Nach Ansicht des Vaters kommt bei dieser Sachlage eine Sicherungsmaßnahme iSd § 133 Abs 4 AußStrG (zumindest derzeit) nicht in Betracht. Das Rekursgericht vertrat hingegen die Auffassung, dass die Regelungen des § 133 AußStrG zum Schutz der Minderjährigen bis zur Klärung der Zugehörigkeit des strittigen Vermögens bereits anzuwenden seien.

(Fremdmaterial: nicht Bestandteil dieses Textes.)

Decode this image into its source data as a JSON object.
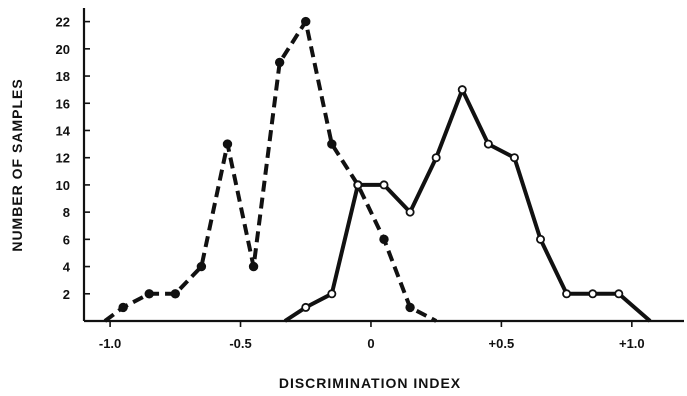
{
  "chart_data": {
    "type": "line",
    "title": "",
    "xlabel": "DISCRIMINATION  INDEX",
    "ylabel": "NUMBER OF SAMPLES",
    "xlim": [
      -1.1,
      1.2
    ],
    "ylim": [
      0,
      23
    ],
    "x_ticks": [
      -1.0,
      -0.5,
      0,
      0.5,
      1.0
    ],
    "x_tick_labels": [
      "-1.0",
      "-0.5",
      "0",
      "+0.5",
      "+1.0"
    ],
    "y_ticks": [
      2,
      4,
      6,
      8,
      10,
      12,
      14,
      16,
      18,
      20,
      22
    ],
    "y_tick_labels": [
      "2",
      "4",
      "6",
      "8",
      "10",
      "12",
      "14",
      "16",
      "18",
      "20",
      "22"
    ],
    "grid": false,
    "legend": "none",
    "series": [
      {
        "style": "dashed",
        "marker": "filled-circle",
        "color": "#111111",
        "points": [
          {
            "x": -1.02,
            "y": 0
          },
          {
            "x": -0.95,
            "y": 1
          },
          {
            "x": -0.85,
            "y": 2
          },
          {
            "x": -0.75,
            "y": 2
          },
          {
            "x": -0.65,
            "y": 4
          },
          {
            "x": -0.55,
            "y": 13
          },
          {
            "x": -0.45,
            "y": 4
          },
          {
            "x": -0.35,
            "y": 19
          },
          {
            "x": -0.25,
            "y": 22
          },
          {
            "x": -0.15,
            "y": 13
          },
          {
            "x": -0.05,
            "y": 10
          },
          {
            "x": 0.05,
            "y": 6
          },
          {
            "x": 0.15,
            "y": 1
          },
          {
            "x": 0.25,
            "y": 0
          }
        ],
        "marker_points": [
          1,
          2,
          3,
          4,
          5,
          6,
          7,
          8,
          9,
          10,
          11,
          12
        ]
      },
      {
        "style": "solid",
        "marker": "open-circle",
        "color": "#111111",
        "points": [
          {
            "x": -0.33,
            "y": 0
          },
          {
            "x": -0.25,
            "y": 1
          },
          {
            "x": -0.15,
            "y": 2
          },
          {
            "x": -0.05,
            "y": 10
          },
          {
            "x": 0.05,
            "y": 10
          },
          {
            "x": 0.15,
            "y": 8
          },
          {
            "x": 0.25,
            "y": 12
          },
          {
            "x": 0.35,
            "y": 17
          },
          {
            "x": 0.45,
            "y": 13
          },
          {
            "x": 0.55,
            "y": 12
          },
          {
            "x": 0.65,
            "y": 6
          },
          {
            "x": 0.75,
            "y": 2
          },
          {
            "x": 0.85,
            "y": 2
          },
          {
            "x": 0.95,
            "y": 2
          },
          {
            "x": 1.07,
            "y": 0
          }
        ],
        "marker_points": [
          1,
          2,
          3,
          4,
          5,
          6,
          7,
          8,
          9,
          10,
          11,
          12,
          13
        ]
      }
    ]
  }
}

Die Rechtsansicht des Rekursgerichts entspricht der bisherigen Rechtsprechung des Obersten Gerichtshofs. Dieser äußerte in ganz ähnlich gelagerten Fällen (auf den Namen des Kindes lautende Bausparverträge), dass das Pflegschaftsgericht regelmäßig jene Anordnungen zu treffen habe, die eine eigenmächtige Verfügung eines Elternteils bis zur endgültigen Feststellung der Rechtsverhältnisse hintanzuhalten geeignet seien (2 Ob 614/83 = RZ 1984/40, 129 mwN; RIS Justiz RS0007598; vgl Nademleinsky in Schwimann/Kodek , ABGB I 4 § 150 Rz 9 FN 48).

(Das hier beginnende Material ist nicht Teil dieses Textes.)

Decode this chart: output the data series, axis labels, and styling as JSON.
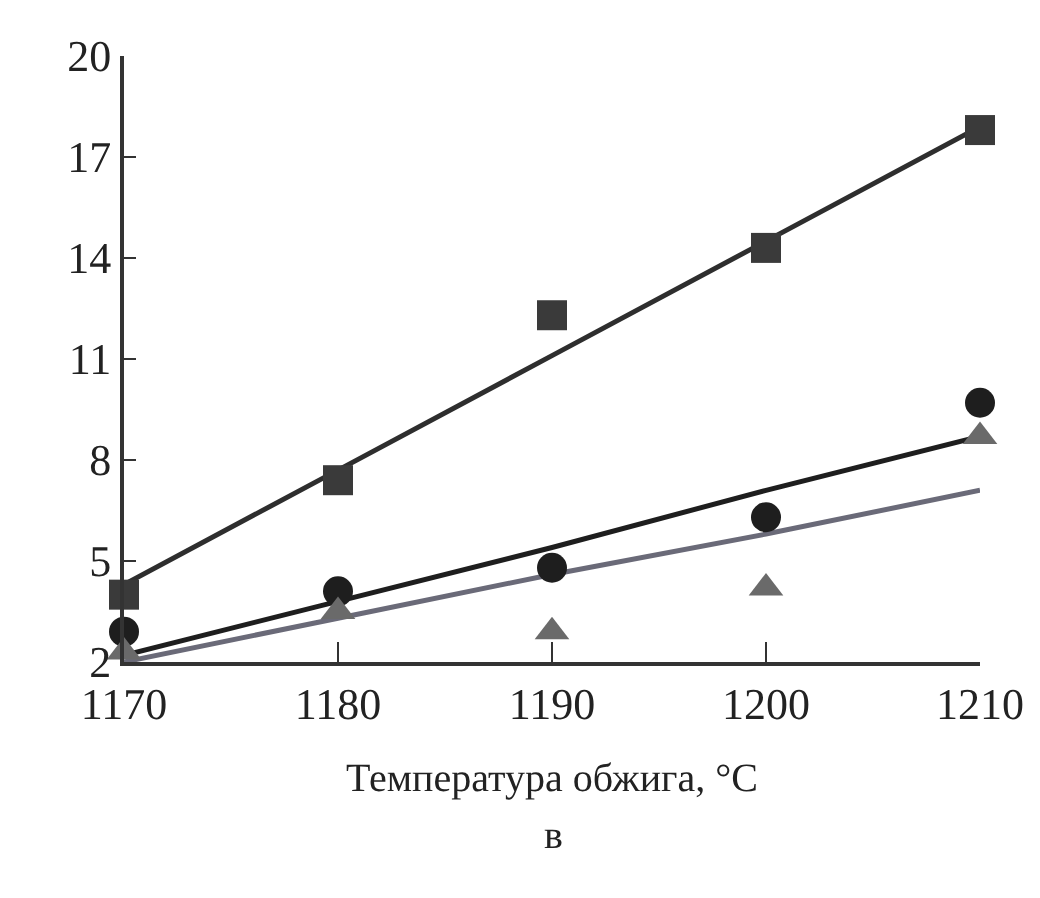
{
  "chart_data": {
    "type": "scatter",
    "xlabel": "Температура обжига, °C",
    "annotations": [
      "в"
    ],
    "x": [
      1170,
      1180,
      1190,
      1200,
      1210
    ],
    "series": [
      {
        "marker": "square",
        "color": "#3a3a3a",
        "values": [
          4.0,
          7.4,
          12.3,
          14.3,
          17.8
        ]
      },
      {
        "marker": "circle",
        "color": "#1e1e1e",
        "values": [
          2.9,
          4.1,
          4.8,
          6.3,
          9.7
        ]
      },
      {
        "marker": "triangle",
        "color": "#6a6a6a",
        "values": [
          2.3,
          3.5,
          2.9,
          4.2,
          8.7
        ]
      },
      {
        "type": "line",
        "marker": "none",
        "color": "#2e2e2e",
        "values": [
          4.3,
          7.7,
          11.1,
          14.5,
          17.9
        ]
      },
      {
        "type": "line",
        "marker": "none",
        "color": "#1e1e1e",
        "values": [
          2.2,
          3.8,
          5.4,
          7.1,
          8.7
        ]
      },
      {
        "type": "line",
        "marker": "none",
        "color": "#6a6a78",
        "values": [
          2.0,
          3.3,
          4.6,
          5.8,
          7.1
        ]
      }
    ],
    "xlim": [
      1170,
      1210
    ],
    "xticks": [
      1170,
      1180,
      1190,
      1200,
      1210
    ],
    "ylim": [
      2,
      20
    ],
    "yticks": [
      2,
      5,
      8,
      11,
      14,
      17,
      20
    ],
    "grid": false
  }
}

3. Das Rekursgericht hat anders als das Erstgericht erkennbar nicht darauf abgestellt, dass iSd § 133 Abs 2 AußStrG der Wert des Vermögens 10.000 EUR „wesentlich“ übersteigt (vgl dazu etwa Nademleinsky aaO § 150 Rz 7 FN 37; Fucik , Die Vermögensverwaltung nach dem Sachwalterrechts-Änderungsgesetz 2006, FS Hopf 47 [54]). Im Raum steht nach den Antragsbehauptungen und der Gegenäußerung des Vaters vielmehr eine „unmittelbar drohende Gefahr“ iSd § 133 Abs 3 AußStrG. Von einer solchen ist im Sinne der soeben erörterten und weiterhin aktuellen Rechtsprechung auch nach der alten Rechtslage war für die Anordnung der Sperre eines Sparkontos eine konkrete Gefährdung des Kindeswohls erforderlich (vgl 3 Ob 2204/96f; 6 Ob 12/04i; RIS Justiz RS0008461) auszugehen.
Auch unter diesem Aspekt steht die Entscheidung des Rekursgerichts daher im Einklang mit der höchstgerichtlichen Judikatur.

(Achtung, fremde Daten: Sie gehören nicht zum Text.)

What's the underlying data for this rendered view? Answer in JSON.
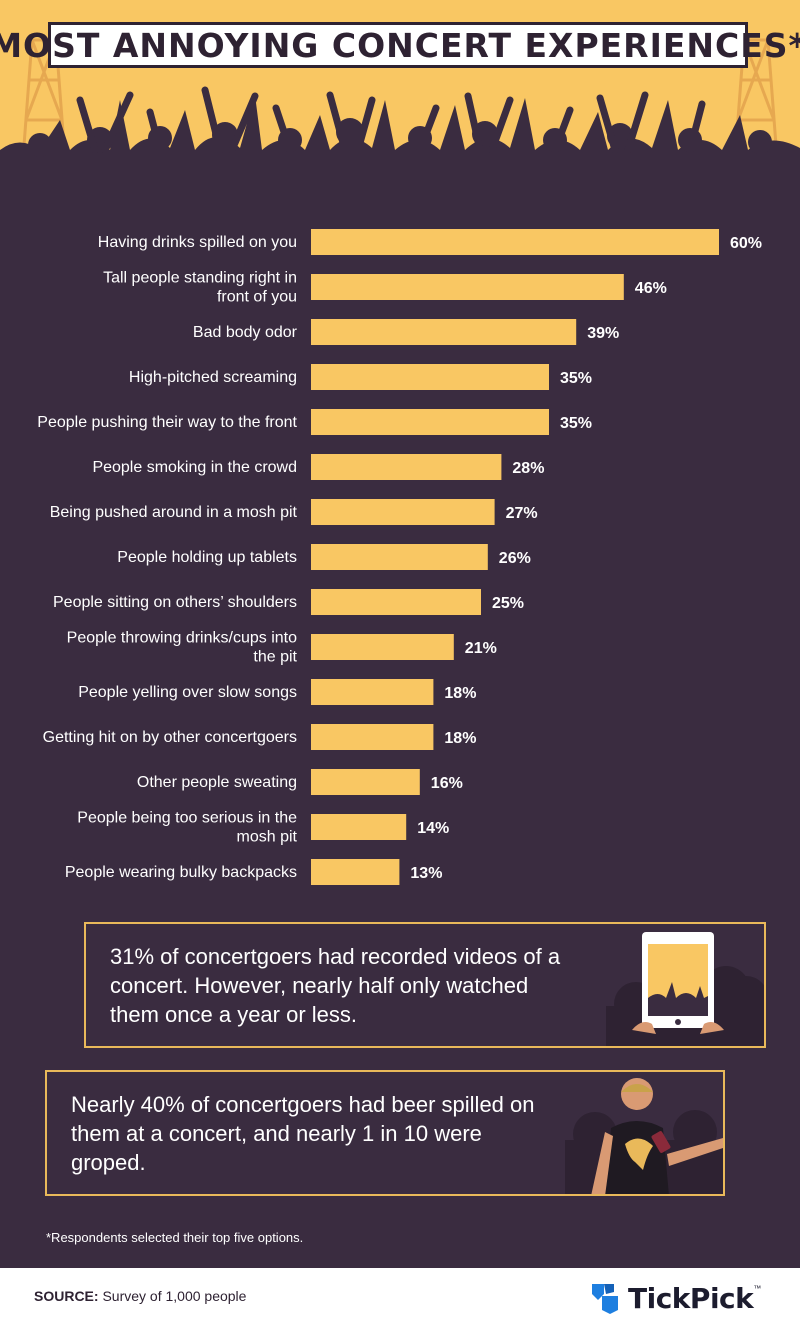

4. Welche Maßnahmen zu treffen sind, richtet sich typischerweise nach den Umständen des Einzelfalls (2 Ob 614/83; 7 Ob 183/10b). Angesichts der als geboten erachteten Verfahrensergänzung ist es naheliegend, dass das Rekursgericht zur Sicherung des möglicherweise in das Vermögen der Minderjährigen fallenden Sparguthabens eine einstweilige Vorkehrung iSd § 133 Abs 4 AußStrG, also eine Provisorialmaßnahme traf. Der Oberste Gerichtshof hat dazu bereits festgehalten, dass dieser mit dem neuen AußStrG, BGBl 2003/111, eingeführte Begriff bewusst weiter gefasst wurde als die Vorgängerbestimmung (§ 193 AußStrG idF KindRÄG 2001) und sowohl die Möglichkeiten des § 382 EO als auch andere geeignete Maßnahmen umfasst (7 Ob 38/08a; vgl auch Zankl/Mondel in Rechberger , AußStrG § 133 Rz 5). Da sich die Sperre von Guthaben unter den vom Gesetz ausdrücklich vorgesehenen Sicherungsmitteln findet, konnte sie auch als Provisorialmaßnahme im Rahmen einer einstweiligen Vorkehrung angeordnet werden. Auch insoweit wirft die angefochtene Entscheidung keine erhebliche Rechtsfrage iSd § 62 Abs 1 AußStrG auf. Dass mit der Wahl des Sicherungsmittels der dem Rekursgericht zur Verfügung stehende Ermessensspielraum überschritten worden wäre, ist nicht erkennbar und wird im Rechtsmittel auch nicht behauptet.
5. Da es der Beantwortung erheblicher Rechtsfragen iSd § 62 Abs 1 AußStrG nicht bedarf, erweist sich der Revisionsrekurs als unzulässig. Er ist daher zurückzuweisen.
Die Kostenentscheidung gründet sich auf § 139 Abs 2 AußStrG. In Verfahren über die Vermögensrechte Pflegebefohlener findet kein Kostenersatz statt.